Simulation Exercise Tests Preparedness For Deadly Pig Disease
Simulation Exercise Tests Preparedness For Deadly Pig Disease
At the State Emergency Operations Center in Johnston, simulation participants wait for more information about a mock outbreak of a deadly pig virus. Emergency planners and agriculture officials have spent this week testing their preparedness for a deadly pig disease outbreak.
The State Emergency Operations Center in Johnston hosted representatives from every sector that might be involved in the response to an outbreak of African swine fever: state and federal agriculture department veterinarians and emergency planners, pork industry leaders, law enforcement officers, farmers from other agriculture sectors, state lawmakers, staff from all of Iowa’s members of Congress and media. The simulation, which was coordinated by the U.S. Department of Agriculture, also included 13 other top pork-producing states.

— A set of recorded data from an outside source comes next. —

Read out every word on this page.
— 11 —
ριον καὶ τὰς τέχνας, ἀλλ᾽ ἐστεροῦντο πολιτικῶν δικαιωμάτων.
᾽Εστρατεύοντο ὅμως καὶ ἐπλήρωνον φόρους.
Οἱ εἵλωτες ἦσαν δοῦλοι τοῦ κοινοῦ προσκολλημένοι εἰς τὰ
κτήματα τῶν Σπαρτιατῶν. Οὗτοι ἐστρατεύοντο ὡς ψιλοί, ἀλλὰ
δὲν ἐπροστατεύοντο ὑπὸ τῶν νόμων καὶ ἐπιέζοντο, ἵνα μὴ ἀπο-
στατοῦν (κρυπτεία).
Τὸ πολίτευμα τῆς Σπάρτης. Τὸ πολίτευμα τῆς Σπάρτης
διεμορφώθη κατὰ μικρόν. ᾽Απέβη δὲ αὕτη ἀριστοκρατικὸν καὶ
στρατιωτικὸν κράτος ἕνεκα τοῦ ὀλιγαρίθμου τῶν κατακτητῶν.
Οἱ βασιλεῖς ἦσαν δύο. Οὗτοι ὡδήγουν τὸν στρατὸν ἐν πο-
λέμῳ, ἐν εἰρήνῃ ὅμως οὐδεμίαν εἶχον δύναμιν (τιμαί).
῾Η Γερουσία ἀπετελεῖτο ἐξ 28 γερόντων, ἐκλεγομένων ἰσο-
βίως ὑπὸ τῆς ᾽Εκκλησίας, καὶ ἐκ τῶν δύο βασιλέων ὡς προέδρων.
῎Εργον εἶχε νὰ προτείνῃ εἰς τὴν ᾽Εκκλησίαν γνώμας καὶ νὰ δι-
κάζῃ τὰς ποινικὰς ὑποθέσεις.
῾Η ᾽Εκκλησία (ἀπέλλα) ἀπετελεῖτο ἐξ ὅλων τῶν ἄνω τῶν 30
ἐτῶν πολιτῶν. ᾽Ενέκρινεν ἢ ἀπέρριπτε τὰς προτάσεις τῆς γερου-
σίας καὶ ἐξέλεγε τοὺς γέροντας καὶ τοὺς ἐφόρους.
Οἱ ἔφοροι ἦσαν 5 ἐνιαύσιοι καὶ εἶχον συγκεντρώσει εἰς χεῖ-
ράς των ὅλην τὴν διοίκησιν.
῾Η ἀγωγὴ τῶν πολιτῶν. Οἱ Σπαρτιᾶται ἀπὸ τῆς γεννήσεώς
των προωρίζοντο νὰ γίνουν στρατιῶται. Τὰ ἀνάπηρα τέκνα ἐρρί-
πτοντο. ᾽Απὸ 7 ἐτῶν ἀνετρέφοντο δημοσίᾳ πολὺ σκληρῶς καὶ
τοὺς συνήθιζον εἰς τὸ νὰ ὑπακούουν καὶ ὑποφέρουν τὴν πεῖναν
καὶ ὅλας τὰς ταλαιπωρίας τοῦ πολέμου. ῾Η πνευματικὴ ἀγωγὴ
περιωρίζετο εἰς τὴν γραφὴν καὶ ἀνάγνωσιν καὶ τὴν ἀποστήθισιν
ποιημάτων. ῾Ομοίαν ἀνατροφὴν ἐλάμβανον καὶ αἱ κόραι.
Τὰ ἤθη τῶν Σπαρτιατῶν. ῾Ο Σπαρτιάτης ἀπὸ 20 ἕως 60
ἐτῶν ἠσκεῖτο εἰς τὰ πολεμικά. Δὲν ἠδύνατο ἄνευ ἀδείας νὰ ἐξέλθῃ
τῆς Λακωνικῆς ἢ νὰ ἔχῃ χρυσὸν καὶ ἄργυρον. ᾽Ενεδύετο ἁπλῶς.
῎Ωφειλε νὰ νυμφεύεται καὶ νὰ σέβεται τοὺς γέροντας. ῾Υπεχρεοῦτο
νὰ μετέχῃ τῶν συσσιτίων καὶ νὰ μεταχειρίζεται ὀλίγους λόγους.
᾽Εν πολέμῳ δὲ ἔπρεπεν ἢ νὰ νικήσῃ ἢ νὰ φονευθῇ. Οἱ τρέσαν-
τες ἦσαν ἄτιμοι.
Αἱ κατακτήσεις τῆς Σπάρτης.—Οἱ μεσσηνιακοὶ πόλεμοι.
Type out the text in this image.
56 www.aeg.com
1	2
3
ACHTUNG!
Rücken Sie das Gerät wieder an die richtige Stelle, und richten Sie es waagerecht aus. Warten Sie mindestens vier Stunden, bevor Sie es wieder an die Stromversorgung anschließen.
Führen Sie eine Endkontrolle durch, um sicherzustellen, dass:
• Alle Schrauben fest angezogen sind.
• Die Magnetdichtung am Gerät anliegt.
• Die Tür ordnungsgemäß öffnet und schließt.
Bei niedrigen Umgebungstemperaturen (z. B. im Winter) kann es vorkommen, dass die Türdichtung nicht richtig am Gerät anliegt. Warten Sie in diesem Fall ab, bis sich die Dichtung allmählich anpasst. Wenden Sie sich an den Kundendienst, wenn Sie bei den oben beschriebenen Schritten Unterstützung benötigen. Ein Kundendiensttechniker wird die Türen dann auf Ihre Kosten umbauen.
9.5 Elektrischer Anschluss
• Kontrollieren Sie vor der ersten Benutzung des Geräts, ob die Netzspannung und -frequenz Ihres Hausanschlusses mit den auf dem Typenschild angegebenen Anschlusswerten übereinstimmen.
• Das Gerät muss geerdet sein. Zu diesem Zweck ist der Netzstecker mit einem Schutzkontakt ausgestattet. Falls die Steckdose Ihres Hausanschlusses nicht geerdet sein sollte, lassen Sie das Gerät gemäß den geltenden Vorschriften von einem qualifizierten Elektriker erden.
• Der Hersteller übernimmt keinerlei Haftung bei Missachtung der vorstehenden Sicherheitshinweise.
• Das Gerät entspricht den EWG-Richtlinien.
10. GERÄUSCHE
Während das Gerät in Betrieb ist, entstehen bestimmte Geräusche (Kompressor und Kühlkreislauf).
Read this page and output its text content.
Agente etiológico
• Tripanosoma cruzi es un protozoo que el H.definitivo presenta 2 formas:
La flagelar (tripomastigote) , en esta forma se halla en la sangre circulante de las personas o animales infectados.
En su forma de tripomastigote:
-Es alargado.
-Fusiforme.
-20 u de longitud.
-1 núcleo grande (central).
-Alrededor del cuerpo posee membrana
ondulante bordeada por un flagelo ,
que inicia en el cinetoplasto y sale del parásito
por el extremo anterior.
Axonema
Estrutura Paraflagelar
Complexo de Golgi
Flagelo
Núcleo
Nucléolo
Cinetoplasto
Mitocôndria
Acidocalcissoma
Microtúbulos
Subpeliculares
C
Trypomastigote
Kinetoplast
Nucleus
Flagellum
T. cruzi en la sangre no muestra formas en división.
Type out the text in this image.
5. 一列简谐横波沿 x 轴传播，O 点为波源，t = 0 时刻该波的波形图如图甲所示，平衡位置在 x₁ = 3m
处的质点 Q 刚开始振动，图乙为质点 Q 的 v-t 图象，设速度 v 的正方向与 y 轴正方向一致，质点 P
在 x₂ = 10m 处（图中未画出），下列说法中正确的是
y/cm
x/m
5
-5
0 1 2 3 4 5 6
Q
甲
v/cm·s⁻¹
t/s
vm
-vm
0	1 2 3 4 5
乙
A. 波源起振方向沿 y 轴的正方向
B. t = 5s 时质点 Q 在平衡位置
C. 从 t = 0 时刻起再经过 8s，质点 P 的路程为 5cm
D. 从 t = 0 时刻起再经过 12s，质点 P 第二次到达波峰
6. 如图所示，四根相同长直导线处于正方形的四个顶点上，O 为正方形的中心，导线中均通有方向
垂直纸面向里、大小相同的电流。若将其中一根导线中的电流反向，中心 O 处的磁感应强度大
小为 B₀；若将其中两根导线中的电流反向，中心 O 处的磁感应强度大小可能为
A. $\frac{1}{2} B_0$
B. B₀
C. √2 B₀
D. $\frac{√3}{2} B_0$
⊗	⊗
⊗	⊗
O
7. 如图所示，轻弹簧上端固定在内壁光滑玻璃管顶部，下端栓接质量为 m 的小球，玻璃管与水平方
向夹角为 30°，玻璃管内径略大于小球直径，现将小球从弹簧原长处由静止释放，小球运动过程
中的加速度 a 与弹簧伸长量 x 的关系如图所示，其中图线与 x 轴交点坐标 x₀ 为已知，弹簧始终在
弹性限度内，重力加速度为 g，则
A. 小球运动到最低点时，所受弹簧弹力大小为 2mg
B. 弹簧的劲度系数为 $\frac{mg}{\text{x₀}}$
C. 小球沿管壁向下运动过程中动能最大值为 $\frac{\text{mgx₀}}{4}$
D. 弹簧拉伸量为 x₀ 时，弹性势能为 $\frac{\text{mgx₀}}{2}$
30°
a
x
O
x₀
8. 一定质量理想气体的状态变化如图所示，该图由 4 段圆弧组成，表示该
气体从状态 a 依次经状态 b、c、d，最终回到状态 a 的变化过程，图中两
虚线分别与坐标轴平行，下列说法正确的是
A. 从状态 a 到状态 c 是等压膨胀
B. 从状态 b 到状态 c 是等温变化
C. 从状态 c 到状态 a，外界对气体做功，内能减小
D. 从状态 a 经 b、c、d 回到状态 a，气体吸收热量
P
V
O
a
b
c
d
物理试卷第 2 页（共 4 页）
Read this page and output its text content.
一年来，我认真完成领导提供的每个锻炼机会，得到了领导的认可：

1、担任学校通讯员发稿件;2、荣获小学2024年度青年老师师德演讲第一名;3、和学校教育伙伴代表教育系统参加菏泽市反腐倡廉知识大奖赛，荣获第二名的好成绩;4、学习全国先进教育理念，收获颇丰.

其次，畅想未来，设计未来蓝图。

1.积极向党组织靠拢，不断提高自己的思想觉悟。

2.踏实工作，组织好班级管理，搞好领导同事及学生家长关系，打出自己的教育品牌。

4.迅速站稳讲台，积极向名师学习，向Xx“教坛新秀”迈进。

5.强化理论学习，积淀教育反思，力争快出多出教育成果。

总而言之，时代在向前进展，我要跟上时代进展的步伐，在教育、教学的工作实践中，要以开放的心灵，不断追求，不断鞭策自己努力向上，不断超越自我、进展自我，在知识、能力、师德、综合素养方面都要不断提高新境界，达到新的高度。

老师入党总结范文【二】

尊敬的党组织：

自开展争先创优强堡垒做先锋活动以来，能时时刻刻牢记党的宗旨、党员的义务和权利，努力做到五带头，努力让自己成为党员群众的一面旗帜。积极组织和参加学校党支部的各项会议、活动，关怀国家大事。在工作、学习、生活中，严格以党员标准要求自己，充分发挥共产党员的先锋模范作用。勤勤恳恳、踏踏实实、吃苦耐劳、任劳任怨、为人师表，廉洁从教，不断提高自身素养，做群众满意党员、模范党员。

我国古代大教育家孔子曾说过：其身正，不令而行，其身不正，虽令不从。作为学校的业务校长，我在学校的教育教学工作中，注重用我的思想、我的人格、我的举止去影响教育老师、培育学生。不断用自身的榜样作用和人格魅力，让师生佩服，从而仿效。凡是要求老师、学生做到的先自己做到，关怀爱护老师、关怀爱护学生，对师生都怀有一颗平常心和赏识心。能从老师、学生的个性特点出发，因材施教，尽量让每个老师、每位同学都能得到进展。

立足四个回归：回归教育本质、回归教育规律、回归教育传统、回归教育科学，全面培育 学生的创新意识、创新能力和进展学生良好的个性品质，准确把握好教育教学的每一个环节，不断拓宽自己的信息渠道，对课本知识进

Each of the four days focused on a particular aspect of an outbreak, from initial confirmation of the virus’ presence to potentially issuing a stop-movement order that would ban transport of pigs, feed, manure and carcasses, to the complications related to euthanizing infected animals and disposing of them. Iowa Secretary of Agriculture Mike Naig and Iowa’s state veterinarian, Jeff Kaisand, were both involved in the 2015 outbreak of highly pathogenic avian influenza, which raised some similar challenges. One lesson Naig says state officials learned then is that emergency plans need to be kept current.
“Plans are good. They sit on shelves and collect dust. That’s not good,” he told reporters part way through the simulation. “Plans that are exercised, planning is better.” Iowa Secretary of Agriculture Mike Naig updates participants on the latest news from USDA regarding a hypothetical disease outbreak during a preparedness exercise.Naig says the simulation poked some holes in existing plans.
“We are absolutely finding things that need to be addressed, both here in our planning but also at the national level as well,” he said, “and that’s exactly what this is supposed to do.” Barbara Porter-Spalding, a veterinarian with the USDA’s national preparedness and incident coordination team, which led the exercise from the Washington, D.C. area, says a really important aspect of the simulation was to bring in as many pork producers and people from within the industry as they could. The four-day event is the culmination of nearly a year of smaller emergency preparedness exercises and she says the value of the real-time simulation is that people feel the urgency. Big challenges like disposing of full barns of sick hogs are hard to consider in the abstract.
“Until you sit around the table and really start to talk about it, people don’t really wrap their minds around it,” she said, “but once they start to talk about it and really sit down and think, then they’ve been able to come up with some possible solutions.” Kaisand said every effort would be made to keep infected carcasses in place, which could mean needing to dispose of many on-site, a challenge that was hard enough with chickens back in 2015. But beyond that, he was reluctant to give any specifics about how carcasses would be buried, composted or otherwise disposed of.
Naig says the most important step is to make every effort to prevent African swine fever from entering North America. If the virus arrives, it could still be kept out of the swine herd through strict adherence to biosecurity measures.
But, he says, if a case is confirmed, a fast and aggressive response would be necessary to contain it.
African swine fever poses no threat to humans but could be economically devastating for Iowa’s pork sector. Iowa has more hogs than any other state and the Iowa Department of Agriculture estimates in the first year of an outbreak the state could see revenue losses of more than $16 million. Export markets would immediately be closed to U.S. pork, flooding the domestic market and dragging down prices for farmers.